Goldman Sachs Research identifies specific industries and companies that are expected to grow due to the demographic trends and related changes in spending:

Healthcare: As the population of older people surges in the coming decades, “increases in both personal and public spending on healthcare will be required to treat common health issues for an aging population,” Tylenda writes. This may boost demand for medical technology companies, pharmaceutical makers with age-related treatments, and healthcare providers focused on age-related issues.

In the US, people over the age of 65 account for 36% of health spending, according to the Medical Expenditure Panel Survey, despite making up only 18% of the population. Among seniors, per capita personal healthcare spending soars for cardiovascular disease, neurological disorders, diabetes, and a range of other conditions, compared with younger people.   

Senior living: Demographic tailwinds may also increase demand for operators of nursing care and residential long-term care facilities and providers of rehabilitation services. Spending on nursing care in the US has been rising since 1960, but today there are still not enough facilities to accommodate the aging population.
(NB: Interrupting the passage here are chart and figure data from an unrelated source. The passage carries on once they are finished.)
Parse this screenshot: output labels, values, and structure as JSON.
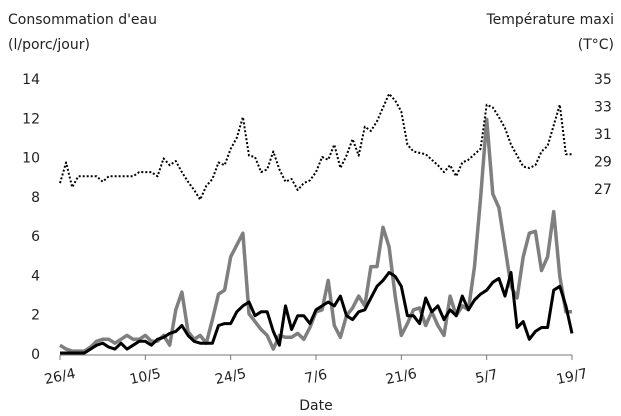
{
  "chart_data": {
    "type": "line",
    "y_label": [
      "Consommation d'eau",
      "(l/porc/jour)"
    ],
    "y2_label": [
      "Température maxi",
      "(T°C)"
    ],
    "x_label": "Date",
    "x": [
      0,
      1,
      2,
      3,
      4,
      5,
      6,
      7,
      8,
      9,
      10,
      11,
      12,
      13,
      14,
      15,
      16,
      17,
      18,
      19,
      20,
      21,
      22,
      23,
      24,
      25,
      26,
      27,
      28,
      29,
      30,
      31,
      32,
      33,
      34,
      35,
      36,
      37,
      38,
      39,
      40,
      41,
      42,
      43,
      44,
      45,
      46,
      47,
      48,
      49,
      50,
      51,
      52,
      53,
      54,
      55,
      56,
      57,
      58,
      59,
      60,
      61,
      62,
      63,
      64,
      65,
      66,
      67,
      68,
      69,
      70,
      71,
      72,
      73,
      74,
      75,
      76,
      77,
      78,
      79,
      80,
      81,
      82,
      83,
      84
    ],
    "xlim": [
      0,
      84
    ],
    "xticks": [
      {
        "value": 0,
        "label": "26/4"
      },
      {
        "value": 14,
        "label": "10/5"
      },
      {
        "value": 28,
        "label": "24/5"
      },
      {
        "value": 42,
        "label": "7/6"
      },
      {
        "value": 56,
        "label": "21/6"
      },
      {
        "value": 70,
        "label": "5/7"
      },
      {
        "value": 84,
        "label": "19/7"
      }
    ],
    "ylim": [
      0,
      14
    ],
    "yticks": [
      0,
      2,
      4,
      6,
      8,
      10,
      12,
      14
    ],
    "y2lim": [
      15,
      35
    ],
    "y2ticks": [
      27,
      29,
      31,
      33,
      35
    ],
    "series": [
      {
        "color": "#000000",
        "style": "solid",
        "width": 3,
        "values": [
          0.1,
          0.1,
          0.1,
          0.1,
          0.1,
          0.3,
          0.5,
          0.6,
          0.4,
          0.3,
          0.6,
          0.3,
          0.5,
          0.7,
          0.7,
          0.5,
          0.8,
          0.9,
          1.1,
          1.2,
          1.5,
          1.0,
          0.7,
          0.6,
          0.6,
          0.6,
          1.5,
          1.6,
          1.6,
          2.2,
          2.5,
          2.7,
          2.0,
          2.2,
          2.2,
          1.2,
          0.5,
          2.5,
          1.3,
          2.0,
          2.0,
          1.6,
          2.3,
          2.5,
          2.7,
          2.5,
          3.0,
          2.0,
          1.8,
          2.2,
          2.3,
          2.9,
          3.5,
          3.8,
          4.2,
          4.0,
          3.5,
          2.0,
          2.0,
          1.6,
          2.9,
          2.2,
          2.5,
          1.8,
          2.3,
          2.0,
          3.0,
          2.3,
          2.8,
          3.1,
          3.3,
          3.7,
          3.9,
          3.0,
          4.2,
          1.4,
          1.7,
          0.8,
          1.2,
          1.4,
          1.4,
          3.3,
          3.5,
          2.5,
          1.1
        ]
      },
      {
        "color": "#7f7f7f",
        "style": "solid",
        "width": 3.5,
        "values": [
          0.5,
          0.3,
          0.2,
          0.2,
          0.2,
          0.4,
          0.7,
          0.8,
          0.8,
          0.6,
          0.8,
          1.0,
          0.8,
          0.8,
          1.0,
          0.7,
          0.7,
          1.0,
          0.5,
          2.3,
          3.2,
          1.2,
          0.8,
          1.0,
          0.6,
          1.8,
          3.1,
          3.3,
          5.0,
          5.6,
          6.2,
          2.1,
          1.7,
          1.3,
          1.0,
          0.3,
          1.0,
          0.9,
          0.9,
          1.1,
          0.8,
          1.4,
          2.2,
          2.3,
          3.8,
          1.5,
          0.9,
          2.0,
          2.4,
          3.0,
          2.5,
          4.5,
          4.5,
          6.5,
          5.5,
          3.0,
          1.0,
          1.6,
          2.3,
          2.4,
          1.5,
          2.2,
          1.5,
          1.0,
          3.0,
          2.0,
          2.5,
          2.3,
          4.5,
          8.0,
          12.0,
          8.2,
          7.5,
          5.5,
          3.5,
          2.9,
          5.0,
          6.2,
          6.3,
          4.3,
          5.0,
          7.3,
          4.0,
          2.2,
          2.2
        ]
      },
      {
        "color": "#000000",
        "style": "dotted",
        "width": 2,
        "axis": "y2",
        "values": [
          27.5,
          29.0,
          27.2,
          28.0,
          28.0,
          28.0,
          28.0,
          27.6,
          28.0,
          28.0,
          28.0,
          28.0,
          28.0,
          28.3,
          28.3,
          28.3,
          28.0,
          29.3,
          28.8,
          29.1,
          28.3,
          27.6,
          27.0,
          26.3,
          27.3,
          27.8,
          29.0,
          28.8,
          30.0,
          30.8,
          32.3,
          29.5,
          29.4,
          28.3,
          28.5,
          29.8,
          28.5,
          27.6,
          27.8,
          27.0,
          27.5,
          27.7,
          28.3,
          29.4,
          29.2,
          30.3,
          28.6,
          29.5,
          30.7,
          29.5,
          31.6,
          31.3,
          32.0,
          33.0,
          34.0,
          33.5,
          32.7,
          30.3,
          29.8,
          29.7,
          29.6,
          29.2,
          28.8,
          28.3,
          28.8,
          28.0,
          29.0,
          29.2,
          29.6,
          30.0,
          33.2,
          33.0,
          32.3,
          31.5,
          30.3,
          29.5,
          28.7,
          28.6,
          28.8,
          29.8,
          30.2,
          31.7,
          33.2,
          29.6,
          29.6
        ]
      }
    ]
  }
}
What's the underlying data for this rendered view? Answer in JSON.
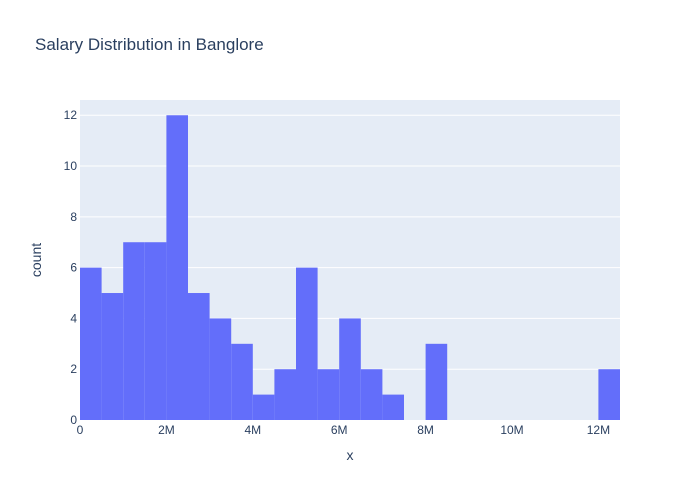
{
  "chart_data": {
    "type": "bar",
    "title": "Salary Distribution in Banglore",
    "xlabel": "x",
    "ylabel": "count",
    "bin_width": 500000,
    "xlim": [
      0,
      12500000
    ],
    "ylim": [
      0,
      12.6
    ],
    "x_ticks": [
      0,
      2000000,
      4000000,
      6000000,
      8000000,
      10000000,
      12000000
    ],
    "x_tick_labels": [
      "0",
      "2M",
      "4M",
      "6M",
      "8M",
      "10M",
      "12M"
    ],
    "y_ticks": [
      0,
      2,
      4,
      6,
      8,
      10,
      12
    ],
    "y_tick_labels": [
      "0",
      "2",
      "4",
      "6",
      "8",
      "10",
      "12"
    ],
    "bins_start": [
      0,
      500000,
      1000000,
      1500000,
      2000000,
      2500000,
      3000000,
      3500000,
      4000000,
      4500000,
      5000000,
      5500000,
      6000000,
      6500000,
      7000000,
      7500000,
      8000000,
      8500000,
      9000000,
      9500000,
      10000000,
      10500000,
      11000000,
      11500000,
      12000000
    ],
    "values": [
      6,
      5,
      7,
      7,
      12,
      5,
      4,
      3,
      1,
      2,
      6,
      2,
      4,
      2,
      1,
      0,
      3,
      0,
      0,
      0,
      0,
      0,
      0,
      0,
      2
    ],
    "bar_color": "#636efa",
    "plot_bg": "#e5ecf6",
    "grid": true
  }
}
The UK is estimated to have a senior housing shortfall of more than 30,000 units within three years. Italy, Germany, and France lack sufficient nursing facility beds for their aging populations.

At the same time, most seniors age at home, whether alone, with a spouse, or in a living arrangement with family members. In the US, just 2% of those over age 65 are in a group or care facility. Given this, demand is likely to grow for home care services such as medication management, telehealth services, and hygiene.

Entertainment and experiences: Older populations spend their time and their wealth differently than younger people. Individuals over age 60 make up a third of all cruise ship bookings, for example, and 47% of all recreational vehicle (RV) users are over 55 years old. Motorcycle makers and sellers may also see a boost from older individuals. In the UK for example, nearly two thirds of motorcycle driving licenses are held by those over age 55.

As the population grows older, potential labor shortages could add pressure on industries that service this budding demographic. Goldman Sachs Research points out that governments and companies may react by, among other things, seeking to increase labor force participation by women, promoting education and skills development for those of working age, and increasing immigration. Automation, humanoid robots, and artificial intelligence could also be employed as tools to help ease the pressure.